La política tiene un componente tradicional de escenificación. Es algo no solo innato a ella sino necesario. De hecho, en la antigüedad tanto oriental como occidental el teatro siempre supuso la canalización del drama de las vivencias habituales que confrontaban a la gente. La máscara detrás de la cual se esconden las personas es también una señal inequívoca del peso de la presencia de diferentes identidades que chocan. En el foro, en la plaza pública, en las cortes medievales, en los parlamentos modernos se hizo presente la certeza de la desavenencia. Igualmente ocurría en otros ámbitos de carácter más reducido, pero siempre en el contexto de una cierta representación, como en los comités centrales de los partidos políticos, las asambleas de los sindicatos, las juntas de vecinos, las reuniones directivas de asociaciones. En todas, la refriega verbal hacía por imponerse en cada uno de los procesos contenciosos evitando el contacto físico entre los interlocutores. Escenificar el disenso o el conflicto constituía una forma civilizada de proceder.

El fracaso más rotundo de la política en cuanto que regulación de las relaciones de poder en el ámbito público tiene que ver con su incapacidad de salvaguardar la vida humana. De hecho, el gran atractivo que tiene la obra de Thomas Hobbes es haber mostrado la necesidad de articular un orden político nuevo que eliminara de raíz la violencia entre los seres humanos y que esta se concentrara en una instancia nueva como es el Estado. Después, Max Weber enseñaría que aquel Leviatán debería monopolizar la violencia de una manera legítima, es decir consentida por todos mediante mecanismos legal-racionales. Asegurar la vida humana y que esta se desarrollara bajo parámetros mínimos de dignidad respetando un listado de derechos ampliamente acordados por la humanidad fue la senda de la Declaración Universal de los Derechos Humanos cuya conmemoración se celebró el pasado 10 de diciembre, setenta años después.

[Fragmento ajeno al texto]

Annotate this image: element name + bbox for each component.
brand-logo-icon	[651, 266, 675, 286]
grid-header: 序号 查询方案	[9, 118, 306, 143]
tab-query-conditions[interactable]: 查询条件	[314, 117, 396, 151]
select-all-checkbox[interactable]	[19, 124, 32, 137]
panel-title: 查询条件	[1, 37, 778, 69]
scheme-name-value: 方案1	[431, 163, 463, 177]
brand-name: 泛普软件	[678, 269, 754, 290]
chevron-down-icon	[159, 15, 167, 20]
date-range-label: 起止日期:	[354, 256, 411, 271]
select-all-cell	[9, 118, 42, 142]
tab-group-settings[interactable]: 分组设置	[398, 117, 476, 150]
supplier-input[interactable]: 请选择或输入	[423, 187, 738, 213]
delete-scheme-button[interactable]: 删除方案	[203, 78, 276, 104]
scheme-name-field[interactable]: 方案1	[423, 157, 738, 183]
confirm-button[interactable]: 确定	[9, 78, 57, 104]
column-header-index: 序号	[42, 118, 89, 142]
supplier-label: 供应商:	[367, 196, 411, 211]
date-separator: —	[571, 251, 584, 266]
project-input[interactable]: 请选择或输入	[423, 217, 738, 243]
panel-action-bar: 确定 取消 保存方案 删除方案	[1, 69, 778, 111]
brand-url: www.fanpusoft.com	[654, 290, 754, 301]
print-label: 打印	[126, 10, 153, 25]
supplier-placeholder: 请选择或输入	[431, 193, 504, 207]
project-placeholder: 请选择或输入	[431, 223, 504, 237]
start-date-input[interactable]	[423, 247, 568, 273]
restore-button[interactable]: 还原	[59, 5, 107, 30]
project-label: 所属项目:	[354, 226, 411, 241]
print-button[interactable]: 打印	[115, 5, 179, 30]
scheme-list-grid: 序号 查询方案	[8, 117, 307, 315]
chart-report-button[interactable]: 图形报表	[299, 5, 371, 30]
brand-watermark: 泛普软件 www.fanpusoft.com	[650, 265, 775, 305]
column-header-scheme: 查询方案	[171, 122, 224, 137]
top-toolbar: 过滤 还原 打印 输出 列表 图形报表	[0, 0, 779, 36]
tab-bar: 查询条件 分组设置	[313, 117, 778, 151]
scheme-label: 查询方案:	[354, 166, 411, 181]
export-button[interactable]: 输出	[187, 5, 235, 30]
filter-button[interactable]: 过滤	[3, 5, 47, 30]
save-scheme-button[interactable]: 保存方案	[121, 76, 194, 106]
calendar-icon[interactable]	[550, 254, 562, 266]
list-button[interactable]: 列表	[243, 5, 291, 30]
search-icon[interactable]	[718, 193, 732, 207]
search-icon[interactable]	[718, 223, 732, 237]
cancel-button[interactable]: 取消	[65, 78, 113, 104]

Los cientos de asesinados por ETA en el teatro español son un profundo legado que marcó amargamente la vida del país y cuya enseñanza me preocupa que no se vierta en las nuevas generaciones cayendo en una desmemoria oprobiosa. La misma que todavía se ciñe para con los miles de enterrados en cunetas, vallas de cementerios, descampados, durante la Guerra Civil y, aun más, en la larga noche franquista. Los muertos encima del altar de la patria, de una mesa de negociación o, simplemente, como juguetes rotos me producen una intensa desazón que no puedo dejar de condenar, incluso su mera mención. Por ello me acongoja el uso de esa figura discursiva hoy en la política de un muerto; tan palmaria, tan provocativa y que, además, ahora resulta que puede ir de la boca de uno a la del otro, usarse como amenaza, o como chantaje del futuro. Una suerte de invocación a que "pase algo", una advertencia de que lo que todavía no pasó, puede suceder. De que el hilo simbólico puede quebrarse en Cataluña donde pareciera que el seny se mantiene, ¿hasta cuándo?